Menegosiasikan persyaratan kontrak cerdas berarti bahwa para pengungsi memiliki lebih banyak suara atas apa yang mereka anggap sebagai kesepakatan yang adil. Setelah kontrak pintar diterapkan, jumlah uang yang disepakati untuk pembelian akan ditempatkan di dompet digital – kotak kunci – yang terikat oleh ketentuan kontrak pintar.
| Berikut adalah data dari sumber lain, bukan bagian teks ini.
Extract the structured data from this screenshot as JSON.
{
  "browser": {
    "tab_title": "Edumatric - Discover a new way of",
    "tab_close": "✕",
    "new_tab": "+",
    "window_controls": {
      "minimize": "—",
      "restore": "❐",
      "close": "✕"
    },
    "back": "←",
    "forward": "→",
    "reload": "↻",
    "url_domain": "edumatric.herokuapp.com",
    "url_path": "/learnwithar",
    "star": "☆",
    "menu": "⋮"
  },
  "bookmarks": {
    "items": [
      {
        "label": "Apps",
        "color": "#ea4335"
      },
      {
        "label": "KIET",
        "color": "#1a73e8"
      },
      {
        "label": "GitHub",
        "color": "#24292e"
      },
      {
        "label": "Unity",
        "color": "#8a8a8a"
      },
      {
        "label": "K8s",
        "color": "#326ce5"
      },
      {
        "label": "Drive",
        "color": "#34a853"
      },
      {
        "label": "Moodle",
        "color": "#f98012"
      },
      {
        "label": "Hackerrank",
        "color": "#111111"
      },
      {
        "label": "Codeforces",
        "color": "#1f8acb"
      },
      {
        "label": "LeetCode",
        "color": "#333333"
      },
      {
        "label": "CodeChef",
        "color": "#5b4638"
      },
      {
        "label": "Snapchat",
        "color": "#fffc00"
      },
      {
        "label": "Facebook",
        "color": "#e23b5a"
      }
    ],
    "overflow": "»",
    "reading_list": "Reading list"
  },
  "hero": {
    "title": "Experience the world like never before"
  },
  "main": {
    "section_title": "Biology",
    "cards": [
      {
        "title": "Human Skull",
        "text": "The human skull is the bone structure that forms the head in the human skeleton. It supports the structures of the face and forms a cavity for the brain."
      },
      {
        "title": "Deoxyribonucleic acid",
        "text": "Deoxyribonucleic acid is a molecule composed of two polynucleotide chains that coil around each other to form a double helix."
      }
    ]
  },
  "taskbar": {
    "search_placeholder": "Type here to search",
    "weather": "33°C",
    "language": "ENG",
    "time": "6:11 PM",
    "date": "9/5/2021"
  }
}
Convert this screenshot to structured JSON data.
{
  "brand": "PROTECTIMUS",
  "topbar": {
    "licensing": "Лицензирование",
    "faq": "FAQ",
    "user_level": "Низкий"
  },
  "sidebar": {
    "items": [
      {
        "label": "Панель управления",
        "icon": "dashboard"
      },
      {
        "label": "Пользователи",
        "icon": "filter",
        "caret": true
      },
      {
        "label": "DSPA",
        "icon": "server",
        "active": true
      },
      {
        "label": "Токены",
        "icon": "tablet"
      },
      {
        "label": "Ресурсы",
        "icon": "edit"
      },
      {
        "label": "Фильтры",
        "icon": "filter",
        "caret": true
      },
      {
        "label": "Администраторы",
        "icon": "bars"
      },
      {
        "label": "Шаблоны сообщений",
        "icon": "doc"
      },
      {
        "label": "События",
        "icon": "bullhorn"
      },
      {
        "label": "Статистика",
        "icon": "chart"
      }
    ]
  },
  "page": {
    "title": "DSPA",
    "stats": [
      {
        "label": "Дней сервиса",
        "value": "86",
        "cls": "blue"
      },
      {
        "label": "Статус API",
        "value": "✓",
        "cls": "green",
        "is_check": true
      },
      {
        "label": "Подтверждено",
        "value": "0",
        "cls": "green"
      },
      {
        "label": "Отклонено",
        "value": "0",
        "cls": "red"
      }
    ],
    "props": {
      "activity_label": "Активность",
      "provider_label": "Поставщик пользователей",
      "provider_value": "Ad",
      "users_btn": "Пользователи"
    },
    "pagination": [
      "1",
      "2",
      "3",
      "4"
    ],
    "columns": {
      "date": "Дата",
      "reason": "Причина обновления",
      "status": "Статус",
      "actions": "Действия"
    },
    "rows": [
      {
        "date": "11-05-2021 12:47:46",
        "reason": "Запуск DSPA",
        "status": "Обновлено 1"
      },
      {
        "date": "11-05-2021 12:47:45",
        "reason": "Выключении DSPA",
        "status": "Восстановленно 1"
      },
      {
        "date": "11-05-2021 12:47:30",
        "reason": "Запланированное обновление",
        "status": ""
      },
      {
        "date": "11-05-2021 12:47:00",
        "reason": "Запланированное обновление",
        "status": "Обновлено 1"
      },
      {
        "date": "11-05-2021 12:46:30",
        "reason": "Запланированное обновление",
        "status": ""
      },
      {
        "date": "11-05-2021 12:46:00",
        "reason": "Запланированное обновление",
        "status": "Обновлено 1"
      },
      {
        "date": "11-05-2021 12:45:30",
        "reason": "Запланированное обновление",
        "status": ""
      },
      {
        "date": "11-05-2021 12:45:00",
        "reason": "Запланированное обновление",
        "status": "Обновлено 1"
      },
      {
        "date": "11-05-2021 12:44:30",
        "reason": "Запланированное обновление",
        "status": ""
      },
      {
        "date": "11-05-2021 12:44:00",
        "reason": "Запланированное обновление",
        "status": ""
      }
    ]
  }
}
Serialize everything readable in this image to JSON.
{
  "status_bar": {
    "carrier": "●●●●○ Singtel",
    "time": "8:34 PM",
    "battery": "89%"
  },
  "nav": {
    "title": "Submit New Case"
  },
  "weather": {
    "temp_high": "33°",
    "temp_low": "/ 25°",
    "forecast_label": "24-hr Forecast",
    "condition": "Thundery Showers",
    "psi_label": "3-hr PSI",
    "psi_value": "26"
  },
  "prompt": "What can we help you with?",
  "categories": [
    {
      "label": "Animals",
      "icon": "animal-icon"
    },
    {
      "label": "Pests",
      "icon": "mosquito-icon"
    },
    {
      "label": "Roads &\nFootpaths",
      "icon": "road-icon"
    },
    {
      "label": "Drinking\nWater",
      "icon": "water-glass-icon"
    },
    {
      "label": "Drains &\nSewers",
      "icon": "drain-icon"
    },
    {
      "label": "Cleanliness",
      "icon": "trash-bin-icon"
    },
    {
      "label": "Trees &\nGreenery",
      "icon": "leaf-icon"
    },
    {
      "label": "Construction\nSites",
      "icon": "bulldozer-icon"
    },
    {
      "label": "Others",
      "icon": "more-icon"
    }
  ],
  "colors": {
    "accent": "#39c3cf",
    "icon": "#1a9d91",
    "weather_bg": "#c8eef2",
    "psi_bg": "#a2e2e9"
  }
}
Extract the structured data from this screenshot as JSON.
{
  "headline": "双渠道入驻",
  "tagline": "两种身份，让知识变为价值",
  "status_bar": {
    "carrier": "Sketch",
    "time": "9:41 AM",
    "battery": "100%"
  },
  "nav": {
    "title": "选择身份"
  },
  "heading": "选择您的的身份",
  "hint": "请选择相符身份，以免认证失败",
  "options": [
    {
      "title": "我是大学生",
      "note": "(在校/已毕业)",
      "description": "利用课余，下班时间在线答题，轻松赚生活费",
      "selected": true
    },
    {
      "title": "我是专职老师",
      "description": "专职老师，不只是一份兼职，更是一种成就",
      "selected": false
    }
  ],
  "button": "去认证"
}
Nilai barang yang dibeli oleh pengungsi dikurangi setelah mereka memverifikasi identitas mereka dengan pemindaian retina, namun uang tersebut hanya akan diberikan kepada pemilik toko jika para pengungsi memverifikasi bahwa mereka telah menerima barang tersebut.

Kami melihat bagaimana kontrak pintar ini dapat menyeimbangkan kembali perbedaan kekuatan antara pengungsi dan pemilik toko. Menyertakan pengungsi dalam proses desain teknologi kemanusiaan dan model bantuan dapat memastikan mereka memasukkan nilai-nilai dan praktik orang-orang yang seharusnya mereka bantu. Inovasi masa depan harus berakar dalam kehidupan sehari-hari komunitas pengungsi. Teknologi ini dapat memberdayakan orang dan membuat perbedaan nyata dalam hidup mereka, tetapi hanya jika mereka diizinkan untuk merancang cara kerjanya.